It has been more than half a year since the last round of the Government’s residential property cooling measures were implemented in January and, even as buying interest in private homes seems to have been moderated, the debt crises in Europe and the United States are creating new concerns.
However, the outlook for Singapore’s private residential property must also be looked at beyond this financial crisis.
In the face of the economic challenges in the Western economies, private home buyers in Singapore are expected to be cautious. The turbulent financial markets have also hit numerous stakeholders, with fewer definite opportunities for wealth accumulation through the stock market. The financial market has led property prices in the past 15 years and, if the stock market turmoil does not stabilise within a reasonable time-frame, this can potentially affect private home buying sentiment.
Together with the recent implementation of the new public housing rules in the form of higher income eligibility for Build-to-Order flats and Executive Condominiums, this is expected to dampen optimism and expectations of consistent price increases, especially for mass market private condominiums where prices are already in excess of the affordability of many would-be buyers.
Indeed, the uncertain economic conditions and lacklustre financial markets are expected to encourage some buyers to opt for public housing or ECs in lieu of private homes.
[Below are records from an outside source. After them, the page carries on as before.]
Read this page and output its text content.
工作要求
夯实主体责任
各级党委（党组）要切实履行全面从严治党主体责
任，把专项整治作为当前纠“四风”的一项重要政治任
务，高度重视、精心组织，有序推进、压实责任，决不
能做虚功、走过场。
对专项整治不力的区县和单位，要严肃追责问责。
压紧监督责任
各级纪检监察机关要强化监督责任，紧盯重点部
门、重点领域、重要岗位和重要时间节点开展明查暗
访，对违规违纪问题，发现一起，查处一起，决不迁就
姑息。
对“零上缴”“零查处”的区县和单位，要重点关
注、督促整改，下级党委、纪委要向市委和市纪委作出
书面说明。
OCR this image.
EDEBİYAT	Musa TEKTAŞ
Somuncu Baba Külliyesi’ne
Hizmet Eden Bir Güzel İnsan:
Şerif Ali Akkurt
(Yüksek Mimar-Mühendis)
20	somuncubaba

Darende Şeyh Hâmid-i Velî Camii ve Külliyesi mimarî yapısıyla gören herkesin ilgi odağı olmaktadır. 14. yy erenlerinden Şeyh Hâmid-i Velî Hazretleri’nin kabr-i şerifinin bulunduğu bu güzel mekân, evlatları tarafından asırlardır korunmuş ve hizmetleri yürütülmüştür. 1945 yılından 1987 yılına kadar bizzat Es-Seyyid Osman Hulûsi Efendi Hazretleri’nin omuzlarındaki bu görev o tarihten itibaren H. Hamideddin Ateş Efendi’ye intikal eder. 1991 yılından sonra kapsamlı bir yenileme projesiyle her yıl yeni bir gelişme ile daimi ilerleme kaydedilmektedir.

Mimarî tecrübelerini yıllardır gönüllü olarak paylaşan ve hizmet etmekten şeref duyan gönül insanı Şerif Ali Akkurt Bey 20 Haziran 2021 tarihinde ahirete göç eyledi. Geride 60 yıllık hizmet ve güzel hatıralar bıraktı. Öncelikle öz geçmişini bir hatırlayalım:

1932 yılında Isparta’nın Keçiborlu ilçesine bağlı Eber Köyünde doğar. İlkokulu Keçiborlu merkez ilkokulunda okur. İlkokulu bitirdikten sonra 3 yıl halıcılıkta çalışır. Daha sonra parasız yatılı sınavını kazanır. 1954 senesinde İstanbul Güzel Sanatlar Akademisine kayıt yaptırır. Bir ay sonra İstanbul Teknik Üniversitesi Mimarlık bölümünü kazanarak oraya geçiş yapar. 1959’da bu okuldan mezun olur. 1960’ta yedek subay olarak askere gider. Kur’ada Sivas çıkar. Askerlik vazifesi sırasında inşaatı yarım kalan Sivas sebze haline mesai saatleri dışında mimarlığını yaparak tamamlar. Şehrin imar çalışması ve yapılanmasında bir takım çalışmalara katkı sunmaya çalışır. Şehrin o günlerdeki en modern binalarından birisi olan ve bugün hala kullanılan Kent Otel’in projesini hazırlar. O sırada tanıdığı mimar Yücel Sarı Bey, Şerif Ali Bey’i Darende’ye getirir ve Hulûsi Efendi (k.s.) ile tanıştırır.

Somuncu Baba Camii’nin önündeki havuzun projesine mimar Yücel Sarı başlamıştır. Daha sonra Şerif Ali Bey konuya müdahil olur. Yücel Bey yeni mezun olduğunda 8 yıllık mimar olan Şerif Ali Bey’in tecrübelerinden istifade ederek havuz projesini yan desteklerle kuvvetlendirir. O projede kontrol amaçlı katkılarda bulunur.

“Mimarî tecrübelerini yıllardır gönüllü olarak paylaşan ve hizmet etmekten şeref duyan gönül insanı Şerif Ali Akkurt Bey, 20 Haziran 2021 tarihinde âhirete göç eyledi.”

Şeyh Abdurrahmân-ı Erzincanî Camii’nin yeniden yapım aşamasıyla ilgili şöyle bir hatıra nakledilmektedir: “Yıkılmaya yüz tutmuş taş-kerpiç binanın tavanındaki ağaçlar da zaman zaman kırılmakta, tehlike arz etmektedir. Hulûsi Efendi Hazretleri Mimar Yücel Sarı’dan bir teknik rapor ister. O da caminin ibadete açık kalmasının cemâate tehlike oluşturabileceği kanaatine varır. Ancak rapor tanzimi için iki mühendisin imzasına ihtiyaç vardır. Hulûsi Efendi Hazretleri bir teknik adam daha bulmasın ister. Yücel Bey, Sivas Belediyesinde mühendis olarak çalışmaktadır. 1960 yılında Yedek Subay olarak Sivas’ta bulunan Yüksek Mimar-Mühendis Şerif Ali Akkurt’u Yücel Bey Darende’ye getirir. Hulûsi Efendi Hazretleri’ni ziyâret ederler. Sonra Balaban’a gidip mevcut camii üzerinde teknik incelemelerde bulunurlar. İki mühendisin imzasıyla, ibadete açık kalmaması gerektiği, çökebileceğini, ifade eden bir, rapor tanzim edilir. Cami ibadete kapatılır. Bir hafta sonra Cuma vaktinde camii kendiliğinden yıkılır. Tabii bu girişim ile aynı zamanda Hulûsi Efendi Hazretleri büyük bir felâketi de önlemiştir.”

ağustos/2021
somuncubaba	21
This reflects increasing cautiousness and price sensitivity among buyers, which on a brighter note, is key to sustainable home buying decisions.
The public housing market is expected to be fairly stable or may even benefit in this period, but the outlook for the private market is cautious though not pessimistic. While the turmoil in the US and Europe is cause for concern, there are ample opportunities for Asia and Singapore as a safer place to invest in.
The Government is consistently monitoring the residential market and, while the current global economic conditions may mean that optimism will be kept in check, new rules and incremental policy fine-tuning to achieve sustainability may still be necessary.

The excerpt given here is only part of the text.